Berkenalan dengan Puisi


Berkenalan dengan Puisi* 
Oleh : Heri CS** 

Heri CS

  "Puisi adalah kesunyian masing-masing …."
 Pada hakikatnya semua manusia yang dilahirkan di dunia ini dibekali kecerdasan oleh sang kuasa. Menurut teori kecerdasan ganda dari Howard Gardner dalam Frame of Mind: The Theory of Multiple Intelligence (1983), ada tujuh tipe kecerdasan yang dimiliki manusia dan belakangan bertambah satu lagi. Yaitu: 1) Verbal/linguistic intelligence atau kecerdasan linguistik (bahasa), 2) Musical/rhytmic intelligence atau kecerdasan musikal, 3) Logical/mathematical intelligence atau kecerdasan logika-matematika, 4) Visual/spatial intelligence atau kecerdasan visual/spasial, 5) Bodily/kinaesthetic intelligence atau kecerdasan ragawi/kinestetik, 6)  Intrapersonal intelligence atau kecerdasan intrapersonal, 7) Interpersonal intelligence atau kecerdasan interpersonal, dan 8) Naturalistic intelligence, keahlian mengkategorikan spesies flora dan fauna di lingkungannya. Dengan bekal-bekal tersebut, tiap orang memiliki keunikan dan keunggulan masing-masing. Ada yang menguasai beberapa modal kecerdasan tersebut. Atau, mungkin hanya satu jenis saja.
Bertolak dari teori itu, dapat dibayangkan bahwa proses mengarang utamanya sangat memerlukan modal kecerdasan verbal/linguistic intelligence, kecerdasan intra dan interpersonal, dan kecerdasan lainnya. Tapi terlepas dari itu, kemauan yang keraslah yang dalam proses menentukan seseorang bisa mencipta puisi—atau katakanlah menjadi penyair. Kemauan keras itu bisa berupa kemauan keras untuk mengasah kepekaan, menambah wawasan, menumbuhkan kemampuan berbahasa, kemampuan berpikir dan kesabaran yang cukup untuk menunjang proses kreatif kepenulisannya.
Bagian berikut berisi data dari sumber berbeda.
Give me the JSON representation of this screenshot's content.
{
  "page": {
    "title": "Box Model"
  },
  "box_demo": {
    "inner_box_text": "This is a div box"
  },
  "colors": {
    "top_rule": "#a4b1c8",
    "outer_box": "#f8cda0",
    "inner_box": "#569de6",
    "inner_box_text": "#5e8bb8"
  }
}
Teori mengenai apa itu puisi dan bagaimana menulis atau teori mengenai khasanah perpuisian begitu melimpah. Teman-teman bisa browsing di internet. Banyak pilihan dan banyak cara. Namun, dalam kesempatan ini, di forum Pelatihan Menulis Puisi yang digelar teman-teman Pelataran Sastra Kaliwungu (PSK), Minggu 2 Desember 2018, saya akan meminjam metode yang diajarkan oleh Ki Hajar Dewantara. Sebagian besar materi ini, saya peroleh saat mengikuti workshop mencipta puisi bersama sastrawan Iman Budhi Santosa dalam Kemah Sastra di Kebun Teh Medini III tahun 2017. Sebagian materi ini kupetik dari materi yang disampaikannya.
Dalam tradisi belajar mengajar di perguruan Taman Siswa terdapat strategi belajar ketrampilan dan kesenian yang diciptakan oleh Ki Hajar Dewantara lazim disebut metode: N-3 (niteni-nirokake-nambahi). Metode ini saya kira praktis dan efektif jika diterapkan untuk menggali dan mengembangkan kreativitas siswa yang belum berpengalaman mencipta (membuat) puisi  di sekolah maupun dalam hidup kesehariannya.
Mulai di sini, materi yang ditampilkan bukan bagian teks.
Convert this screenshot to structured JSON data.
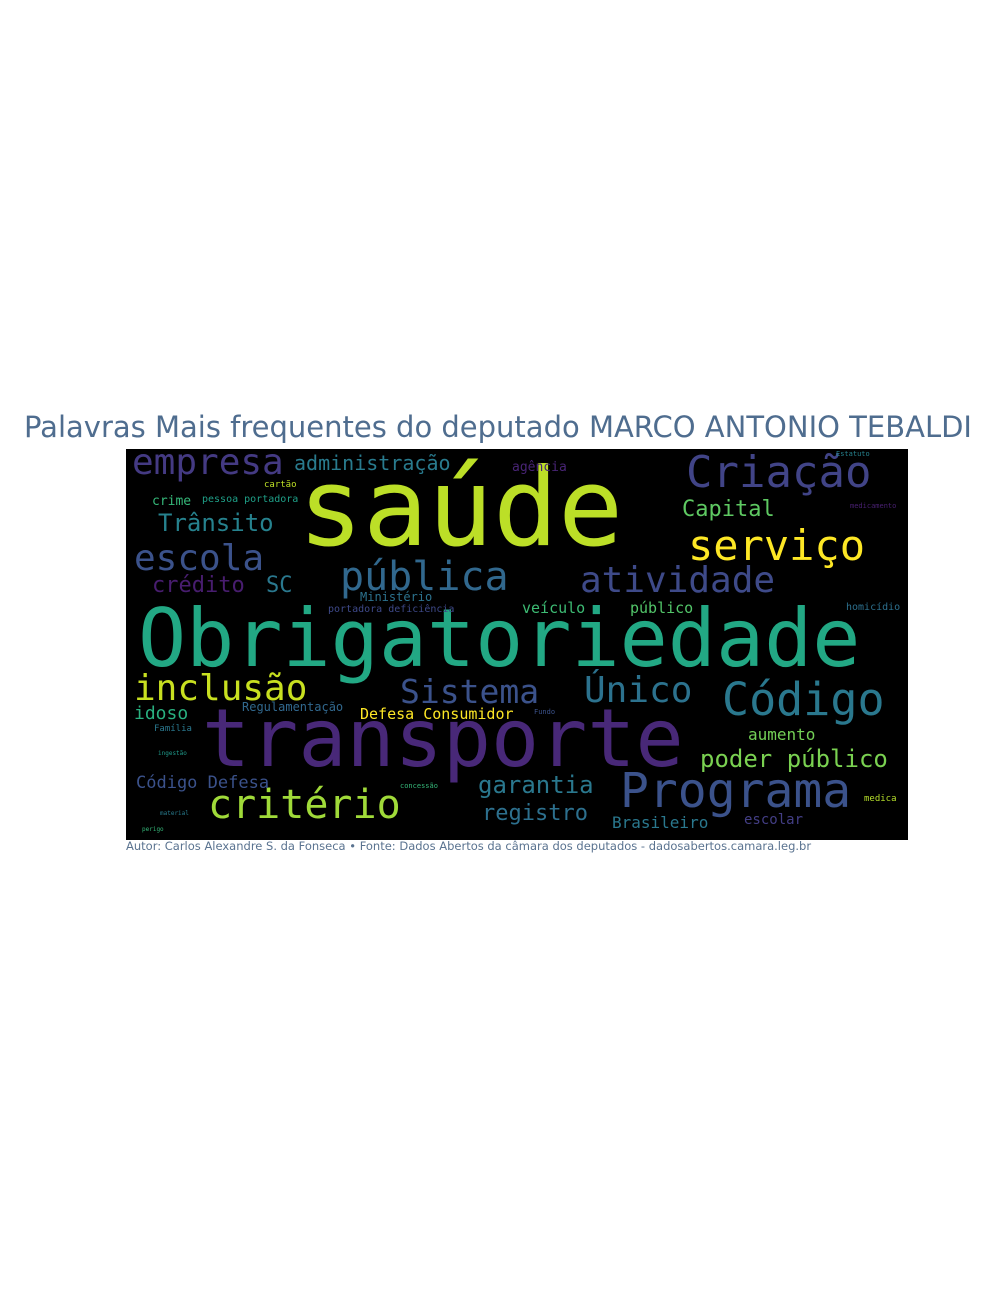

Adapun langkah-langkah penerapan metode ‘N-3’ ini adalah sebagai berikut:
  1. Niteni (memperhatikan/mempelajari/menghayati)
·      Mengumpulkan sebanyak mungkin puisi berbahasa Indonesia karya penyair Indonesia, termasuk puisi karya penyair manca negara yang sudah diterjemahkan ke dalam bahasa Indonesia.
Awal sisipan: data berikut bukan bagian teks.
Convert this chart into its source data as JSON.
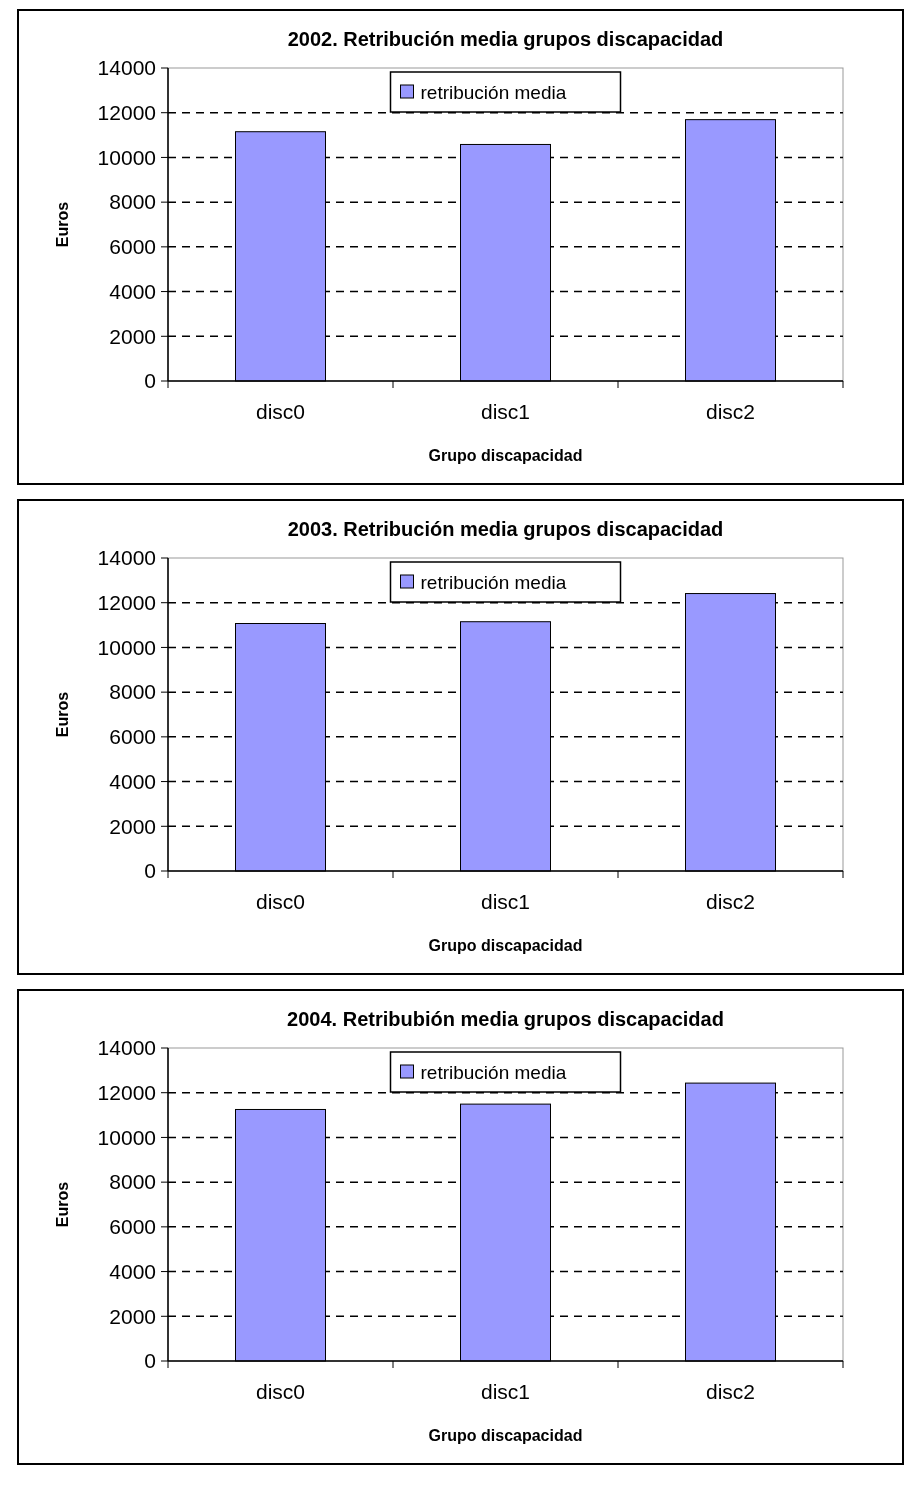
{
  "chart_data": [
    {
      "type": "bar",
      "title": "2002. Retribución media grupos discapacidad",
      "xlabel": "Grupo discapacidad",
      "ylabel": "Euros",
      "categories": [
        "disc0",
        "disc1",
        "disc2"
      ],
      "series": [
        {
          "name": "retribución media",
          "color": "#9999ff",
          "values": [
            11150,
            10580,
            11690
          ]
        }
      ],
      "ylim": [
        0,
        14000
      ],
      "yticks": [
        0,
        2000,
        4000,
        6000,
        8000,
        10000,
        12000,
        14000
      ],
      "grid": "y",
      "line_style": "dashed",
      "legend": "top"
    },
    {
      "type": "bar",
      "title": "2003. Retribución media grupos discapacidad",
      "xlabel": "Grupo discapacidad",
      "ylabel": "Euros",
      "categories": [
        "disc0",
        "disc1",
        "disc2"
      ],
      "series": [
        {
          "name": "retribución media",
          "color": "#9999ff",
          "values": [
            11070,
            11150,
            12410
          ]
        }
      ],
      "ylim": [
        0,
        14000
      ],
      "yticks": [
        0,
        2000,
        4000,
        6000,
        8000,
        10000,
        12000,
        14000
      ],
      "grid": "y",
      "line_style": "dashed",
      "legend": "top"
    },
    {
      "type": "bar",
      "title": "2004. Retribubión media grupos discapacidad",
      "xlabel": "Grupo discapacidad",
      "ylabel": "Euros",
      "categories": [
        "disc0",
        "disc1",
        "disc2"
      ],
      "series": [
        {
          "name": "retribución media",
          "color": "#9999ff",
          "values": [
            11250,
            11490,
            12430
          ]
        }
      ],
      "ylim": [
        0,
        14000
      ],
      "yticks": [
        0,
        2000,
        4000,
        6000,
        8000,
        10000,
        12000,
        14000
      ],
      "grid": "y",
      "line_style": "dashed",
      "legend": "top"
    }
  ]
}
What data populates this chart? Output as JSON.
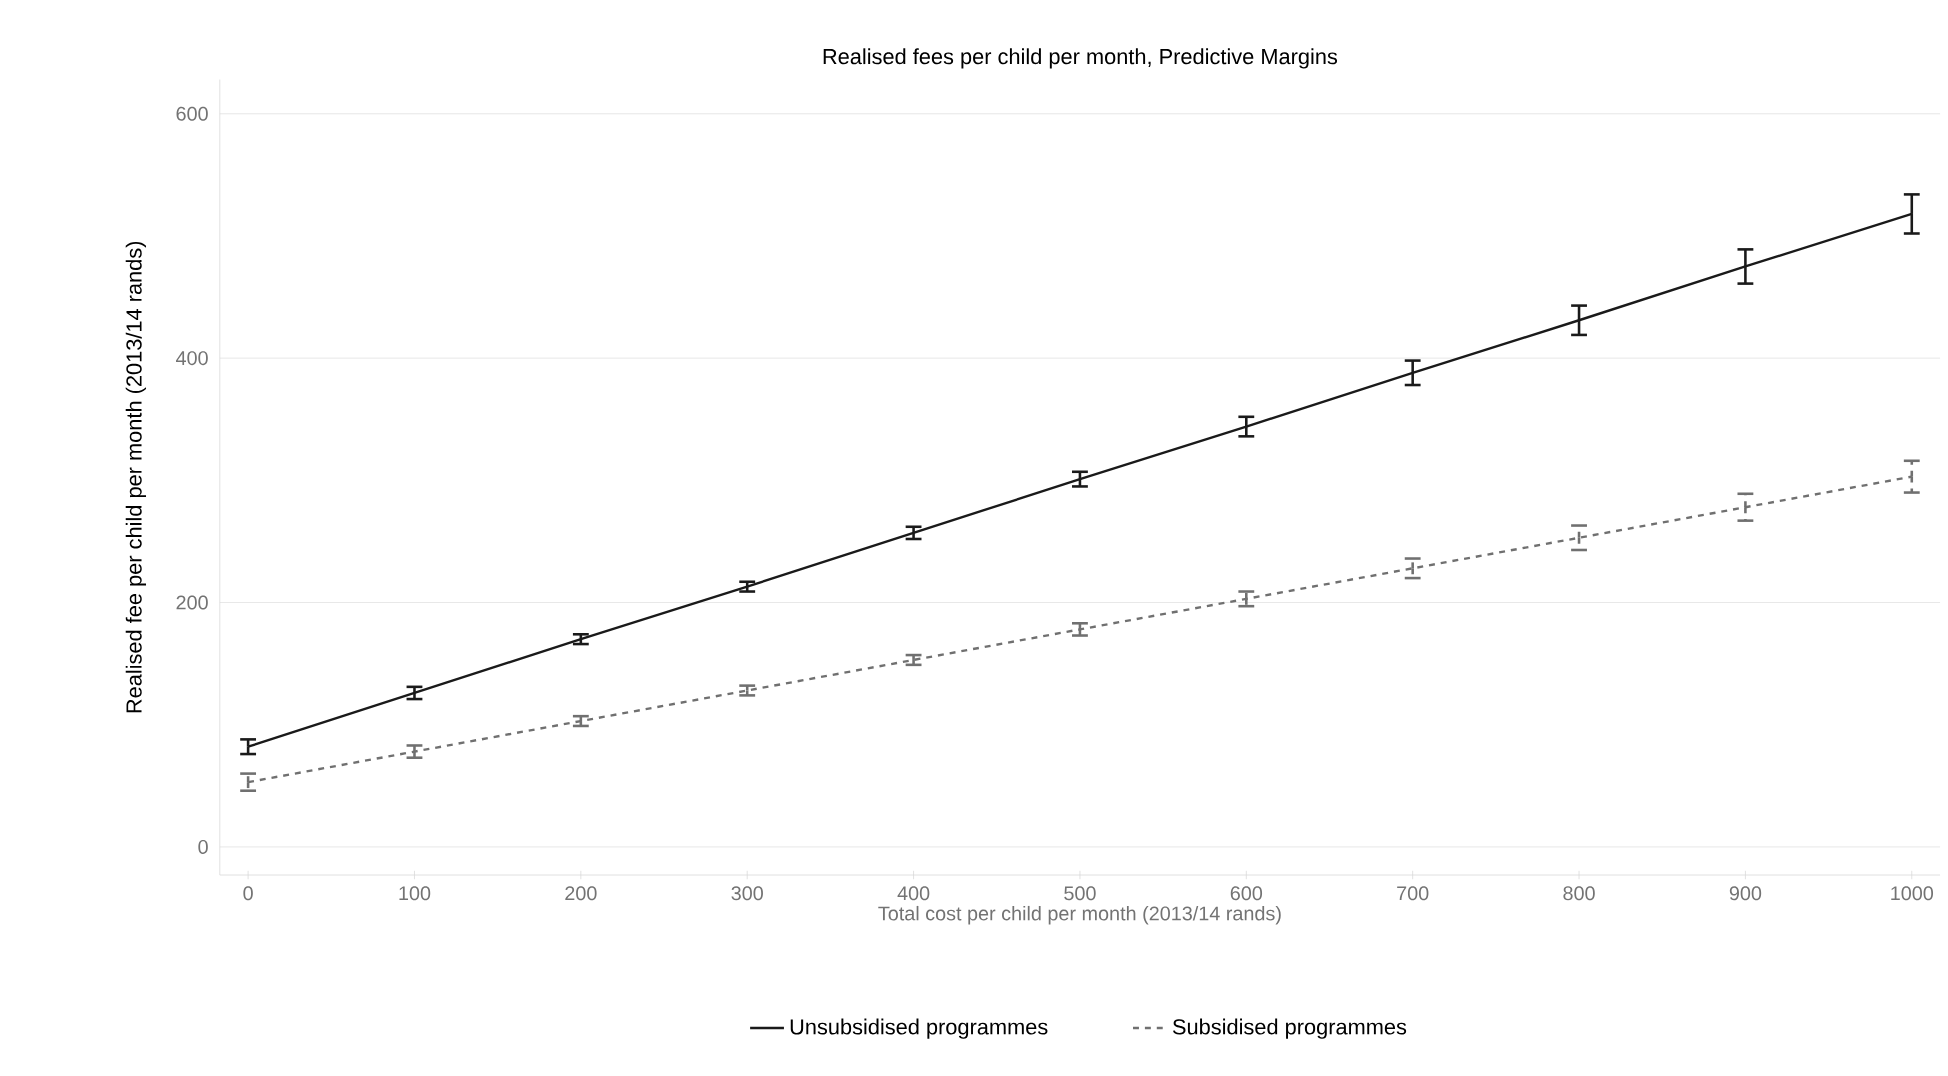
{
  "chart_data": {
    "type": "line",
    "title": "Realised fees per child per month, Predictive Margins",
    "xlabel": "Total cost per child per month (2013/14 rands)",
    "ylabel": "Realised fee per child per month (2013/14 rands)",
    "x": [
      0,
      100,
      200,
      300,
      400,
      500,
      600,
      700,
      800,
      900,
      1000
    ],
    "series": [
      {
        "name": "Unsubsidised programmes",
        "color": "#1a1a1a",
        "line_style": "solid",
        "values": [
          82,
          126,
          170,
          213,
          257,
          301,
          344,
          388,
          431,
          475,
          518
        ],
        "errors": [
          6,
          5,
          4,
          4,
          5,
          6,
          8,
          10,
          12,
          14,
          16
        ]
      },
      {
        "name": "Subsidised programmes",
        "color": "#707070",
        "line_style": "dashed",
        "values": [
          53,
          78,
          103,
          128,
          153,
          178,
          203,
          228,
          253,
          278,
          303
        ],
        "errors": [
          7,
          5,
          4,
          4,
          4,
          5,
          6,
          8,
          10,
          11,
          13
        ]
      }
    ],
    "xlim": [
      -17,
      1017
    ],
    "ylim": [
      -23,
      628
    ],
    "xticks": [
      0,
      100,
      200,
      300,
      400,
      500,
      600,
      700,
      800,
      900,
      1000
    ],
    "yticks": [
      0,
      200,
      400,
      600
    ],
    "grid": "y",
    "legend": "bottom",
    "marker": "none"
  }
}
·      Sediakan waktu yang cukup di rumah untuk membaca, mengapresiasi, mempelajari seluruh puisi yang dikumpulkan (didokumentasi). Sebaiknya proses ini dilakukan malam hari setelah belajar dan sebelum tidur. Atau kapan saja asal  punya waktu luang di antara kegiatan sehari-hari.
·      Manfaat kegiatan ini adalah untuk mengenal dan memahami bentuk maupun gaya kebahasaan  puisi. Seperti bagaimana gaya bahasa puisi ekspresif, puisi impresif, puisi simbolis, puisi balada, puisi suasana, dan lain-lain. Juga untuk mengetahui, mengenal, memahami dan menghayati tema masing-masing puisi.  Misalnya, bagaimana pesan moral puisi-puisi dengan tema kejuangan, kemanusiaan, religiositas, sosial, dan sebagainya.
·      Setelah dibaca dengan suntuk, buat catatan singkat mengenai pendapat dan perasaanmu mengenai puisi-puisi tadi. Kalau perlu, untuk menambah wawasan diskusikan dengan teman atau orang lain.
·      Usahakan masing-masing siswa peserta latihan menemukan 2 (dua) puisi, yaitu: 1) paling disukai mengenai bahasa dan pengungkapannya, 2) paling disukai mengenai tema yang diangkat dalam puisi tersebut.
·      Pelajari benar-benar kedua puisi yang paling disukai tadi. Resapkan ke dalam hati pesan yang terkandung, dan perhatikan benar teknik kebahasaan dalam menyampaikannya.
·      Selanjutnya kedua puisi itu jadikan contoh bagaimana kira-kira dalam mencari, menemukan, dan merepresentasikan tema yang diangkat ke dalam puisi dan bagaimana cara membahasakannya sehingga menjadi puisi.

  1. Nirokake (menirukan)
·      Mencoba mencipta puisi dengan meniru (berpedoman)  pada pada dua puisi yang paling disukai tadi.
·      Sedangkan langkah yang dikerjakan mengenai tema puisi, antara lain:
a. Mencari tema/masalah yang mirip dengan tema dalam puisi yang disukai.
b. Misalnya, tema puisi pertama yang disukai itu mengisahkan cinta terpendam dari seorang pemuda kepada gadis teman sekolah yang berasal dari keluarga kaya. Karena dirinya anak keluarga miskin maka dia tidak berani menyampaikan kepada gadis pujaannya. Sedangkan puisi kedua mengisahkan kebahagiaan para petani setelah panen padi yang diwujudkan dalam upacara bersih desa dengan diisi upacara selamatan dan berbagai kegiatan kesenian.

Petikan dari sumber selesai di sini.